Born in Kent, United Kingdom, in 1967, Lisa Barnard is an artist, researcher and teacher whose photographic practice addresses real events using traditional documentary resources, alongside more contemporary visual and computer forms. Barnard’s work has been exhibited widely in museums and at photo festivals. She has published four monographs, including two with GOST Chateau Despair; Hyenas of the Battlefield, and Machines in the Garden, (winner of the Albert Renger-Patzsch Prize), The Canary and the Hammer (Winner of the Getty Prestige Images Award), published by MACK and You Only Look Once published by Hartmann. Lisa Barnard has been the recipient of a number of awards, most recently the winner of the CRESPO After Nature Prize (2024). She is an Associate Professor and Head of the Master’s Program in Documentary Photography at the University of South Wales.

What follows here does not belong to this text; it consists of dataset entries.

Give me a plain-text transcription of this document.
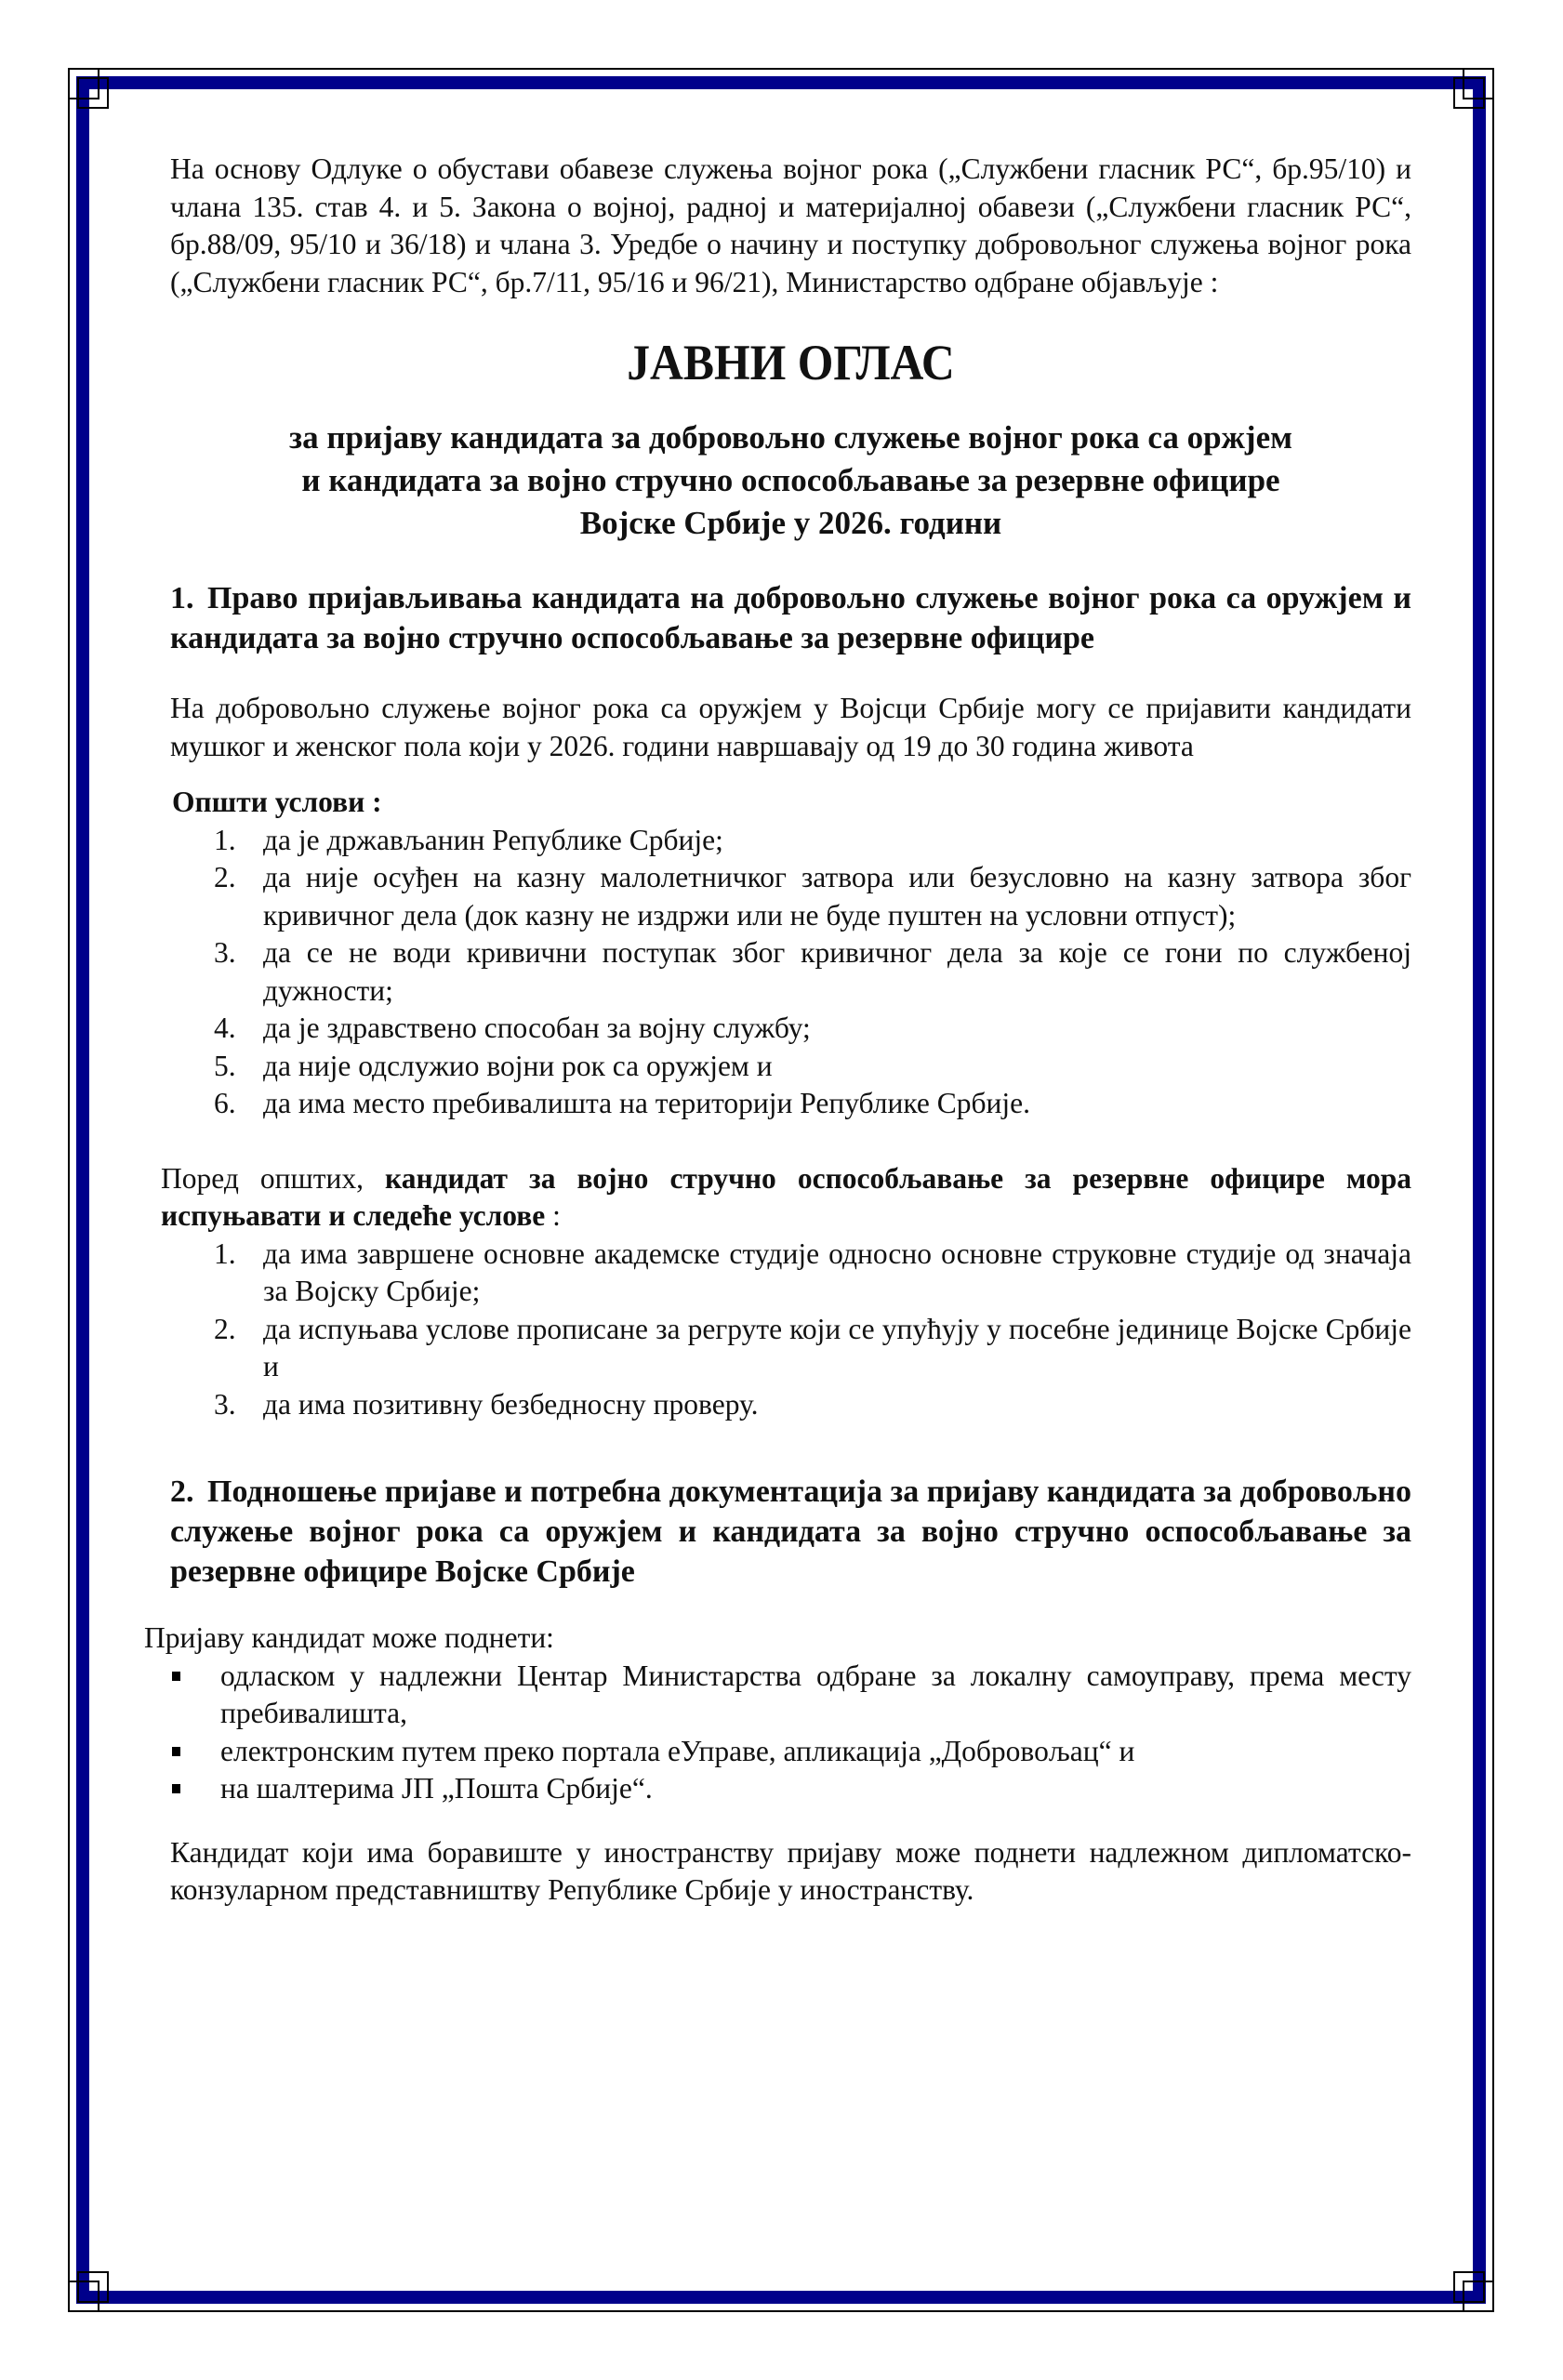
На основу Одлуке о обустави обавезе служења војног рока („Службени гласник РС“, бр.95/10) и члана 135. став 4. и 5. Закона о војној, радној и материјалној обавези („Службени гласник РС“, бр.88/09, 95/10 и 36/18) и члана 3. Уредбе о начину и поступку добровољног служења војног рока („Службени гласник РС“, бр.7/11, 95/16 и 96/21), Министарство одбране објављује :

ЈАВНИ ОГЛАС
за пријаву кандидата за добровољно служење војног рока са оржјем
и кандидата за војно стручно оспособљавање за резервне официре
Војске Србије у 2026. години
1. Право пријављивања кандидата на добровољно служење војног рока са оружјем и кандидата за војно стручно оспособљавање за резервне официре

На добровољно служење војног рока са оружјем у Војсци Србије могу се пријавити кандидати мушког и женског пола који у 2026. години навршавају од 19 до 30 година живота

Општи услови :
1. да је држављанин Републике Србије;
2. да није осуђен на казну малолетничког затвора или безусловно на казну затвора због кривичног дела (док казну не издржи или не буде пуштен на условни отпуст);
3. да се не води кривични поступак због кривичног дела за које се гони по службеној дужности;
4. да је здравствено способан за војну службу;
5. да није одслужио војни рок са оружјем и
6. да има место пребивалишта на територији Републике Србије.

Поред општих, кандидат за војно стручно оспособљавање за резервне официре мора испуњавати и следеће услове :

1. да има завршене основне академске студије односно основне струковне студије од значаја за Војску Србије;
2. да испуњава услове прописане за регруте који се упућују у посебне јединице Војске Србије и
3. да има позитивну безбедносну проверу.
2. Подношење пријаве и потребна документација за пријаву кандидата за добровољно служење војног рока са оружјем и кандидата за војно стручно оспособљавање за резервне официре Војске Србије

Пријаву кандидат може поднети:

одласком у надлежни Центар Министарства одбране за локалну самоуправу, према месту пребивалишта,
електронским путем преко портала еУправе, апликација „Добровољац“ и
на шалтерима ЈП „Пошта Србије“.

Кандидат који има боравиште у иностранству пријаву може поднети надлежном дипломатско-конзуларном представништву Републике Србије у иностранству.
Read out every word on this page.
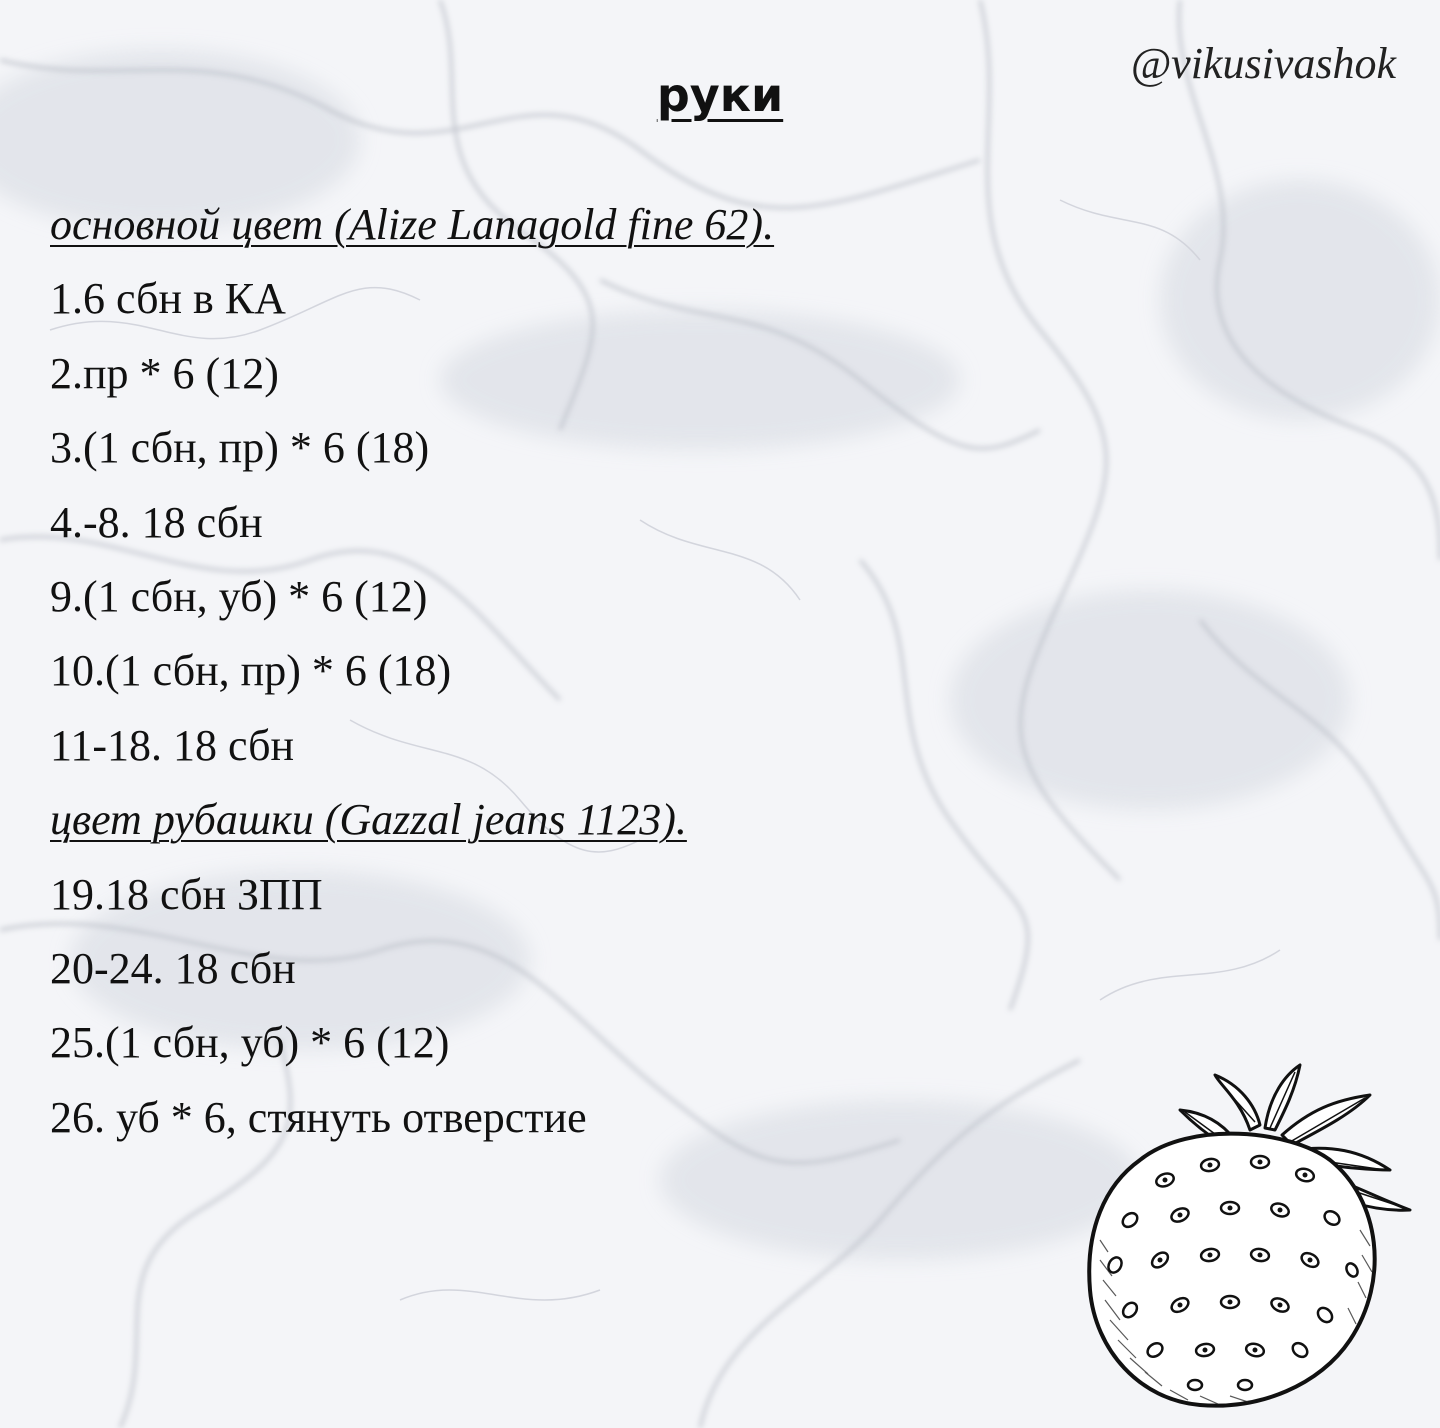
@vikusivashok
руки
основной цвет (Alize Lanagold fine 62).
1.6 сбн в КА
2.пр * 6 (12)
3.(1 сбн, пр) * 6 (18)
4.-8. 18 сбн
9.(1 сбн, уб) * 6 (12)
10.(1 сбн, пр) * 6 (18)
11-18. 18 сбн
цвет рубашки (Gazzal jeans 1123).
19.18 сбн ЗПП
20-24. 18 сбн
25.(1 сбн, уб) * 6 (12)
26. уб * 6, стянуть отверстие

Getxophoto is an image festival created and managed by Begihandi, that has been taking place in Getxo—Basque Country, Euskadi—since 2007. This festival is part of a cultural ecosystem with the aim of being more participatory, hybrid, committed and sustainable. This thematic Festival is conceived as a platform that addresses contemporary challenges through different proposals, from visual storytellers around the world, in an attempt to create spaces for reflection and establish a collective conversation. Getxophoto is characterized by the radical defense of public space (both physical and online). For this reason, most of its programme is composed of outdoor installations, highlighting, on the one hand, the link between the image and the environment and, on the other, generating a more horizontal and participatory relationship with the public.

This year, after PAUSE, PLAY and REC, the festival reaches a milestone: its 20th edition. The common thread for this anniversary edition could only be… RESET—a button that invites us to reboot the system. Anniversaries are moments to celebrate and rejoice, but also excellent opportunities to look back and take stock, to review our archives and get a glimpse of what we have changed; and equally a time to project forward with renewed energy, just as when soil is ploughed so that seeds can be sown again. The edition therefore welcomes proposals that address experiences of change, reworking, recycling and reinvention; of life cycles and celebrations; of individual or collective stories of resetting—a system reboot in any of its many forms. 

María Ptqk is the curator of GETXOPHOTO 2026.